Haddad precisa se descolar de Lula para ter chance de vencer, diz brasilianista de Harvard

MARCO RODRIGO ALMEIDA
Renato S. Cerqueira/Futura Press

SÃO PAULO, SP (FOLHAPRESS) - Há quase quatro décadas dedicado a pesquisas sobre Brasil e América Latina, o cientista político norte-americano Scott Mainwaring testemunhou incontáveis fatos na região, mas poucos tão surpreendentes quanto a vitória de Jair Bolsonaro (PSL) e de seus aliados neste domingo (7). 

"É quase um caso único. O mais parecido, dentre as candidaturas viáveis para a Presidência, foi o de Fernando Collor [PTC], em 1989. Collor tinha um discurso populista, mas nem de longe tão antidemocrático quanto o de Bolsonaro. E tinha mais experiência administrativa", diz.

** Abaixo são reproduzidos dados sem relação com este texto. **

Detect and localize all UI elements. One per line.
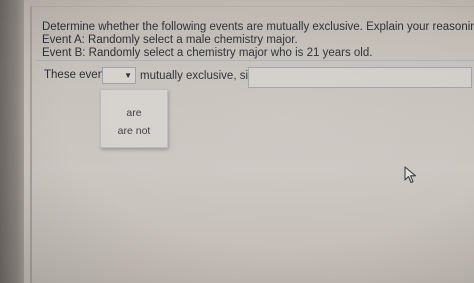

Professor de estudos brasileiros na Universidade Harvard (EUA), umas das mais conceituadas do mundo, Mainwaring, 64, é autor de, entre outros livros, "Sistemas Partidários em Novas Democracias - O Caso do Brasil".

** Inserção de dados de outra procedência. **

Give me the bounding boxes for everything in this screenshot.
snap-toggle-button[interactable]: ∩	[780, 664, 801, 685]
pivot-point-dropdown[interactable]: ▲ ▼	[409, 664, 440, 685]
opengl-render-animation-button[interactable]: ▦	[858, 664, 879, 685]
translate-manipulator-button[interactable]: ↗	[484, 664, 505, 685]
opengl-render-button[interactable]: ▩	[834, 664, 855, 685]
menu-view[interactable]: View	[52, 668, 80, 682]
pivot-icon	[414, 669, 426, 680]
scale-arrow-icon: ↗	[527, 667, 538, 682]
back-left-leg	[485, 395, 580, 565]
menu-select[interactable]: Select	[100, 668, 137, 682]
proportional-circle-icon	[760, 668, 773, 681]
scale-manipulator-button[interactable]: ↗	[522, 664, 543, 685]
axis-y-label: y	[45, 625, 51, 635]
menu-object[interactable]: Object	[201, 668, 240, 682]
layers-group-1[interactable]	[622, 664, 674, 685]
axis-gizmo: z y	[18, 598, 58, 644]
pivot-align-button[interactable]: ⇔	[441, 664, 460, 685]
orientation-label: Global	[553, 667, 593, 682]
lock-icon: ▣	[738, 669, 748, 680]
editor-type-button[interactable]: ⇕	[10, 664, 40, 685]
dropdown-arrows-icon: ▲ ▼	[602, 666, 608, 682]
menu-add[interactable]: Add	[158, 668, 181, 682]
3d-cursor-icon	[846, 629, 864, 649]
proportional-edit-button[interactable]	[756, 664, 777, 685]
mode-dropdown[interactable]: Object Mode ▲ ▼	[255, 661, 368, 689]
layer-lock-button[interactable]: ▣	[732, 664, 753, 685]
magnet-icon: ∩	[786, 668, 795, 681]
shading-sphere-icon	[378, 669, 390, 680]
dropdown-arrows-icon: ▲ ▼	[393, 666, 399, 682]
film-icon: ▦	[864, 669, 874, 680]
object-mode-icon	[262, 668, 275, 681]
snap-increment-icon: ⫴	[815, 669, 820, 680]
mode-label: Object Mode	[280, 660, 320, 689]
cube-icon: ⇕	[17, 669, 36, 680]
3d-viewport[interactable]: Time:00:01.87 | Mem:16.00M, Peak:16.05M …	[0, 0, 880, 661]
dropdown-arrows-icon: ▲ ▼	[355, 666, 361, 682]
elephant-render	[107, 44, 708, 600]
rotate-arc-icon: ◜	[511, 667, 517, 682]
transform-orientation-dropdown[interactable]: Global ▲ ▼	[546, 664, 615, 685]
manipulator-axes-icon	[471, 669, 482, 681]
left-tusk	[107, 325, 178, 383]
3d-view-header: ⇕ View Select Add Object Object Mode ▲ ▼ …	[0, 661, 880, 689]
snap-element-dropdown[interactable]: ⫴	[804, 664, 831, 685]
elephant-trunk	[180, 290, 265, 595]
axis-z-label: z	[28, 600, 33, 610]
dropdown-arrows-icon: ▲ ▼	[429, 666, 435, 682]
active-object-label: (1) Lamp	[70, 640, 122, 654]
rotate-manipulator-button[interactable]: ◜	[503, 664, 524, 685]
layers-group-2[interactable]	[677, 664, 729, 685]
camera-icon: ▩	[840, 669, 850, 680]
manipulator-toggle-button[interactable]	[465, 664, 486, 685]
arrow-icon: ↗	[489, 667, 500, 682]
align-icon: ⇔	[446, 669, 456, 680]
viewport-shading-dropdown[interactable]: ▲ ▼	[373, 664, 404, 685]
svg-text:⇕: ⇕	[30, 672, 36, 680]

Após os resultados das urnas, o professor prevê mudanças significativas no modelo brasileiro, com um cenário bem mais incerto e descentralizado nas próximas eleições presidenciais. "PT sai bastante enfraquecido, e acho improvável que o PSDB retome a força de antes." 

Uma vitória de Bolsonaro, diz, é o cenário mais provável deste segundo turno. Fernando Haddad (PT), seu oponente, só terá chances de êxito se conseguir atrair votos do centro, mas para isso precisa descolar sua imagem da de Lula. "O PT não pode insistir na fidelidade de Haddad a posições petistas no segundo turno."

PERGUNTA - O senhor esperava o resultado deste primeiro turno?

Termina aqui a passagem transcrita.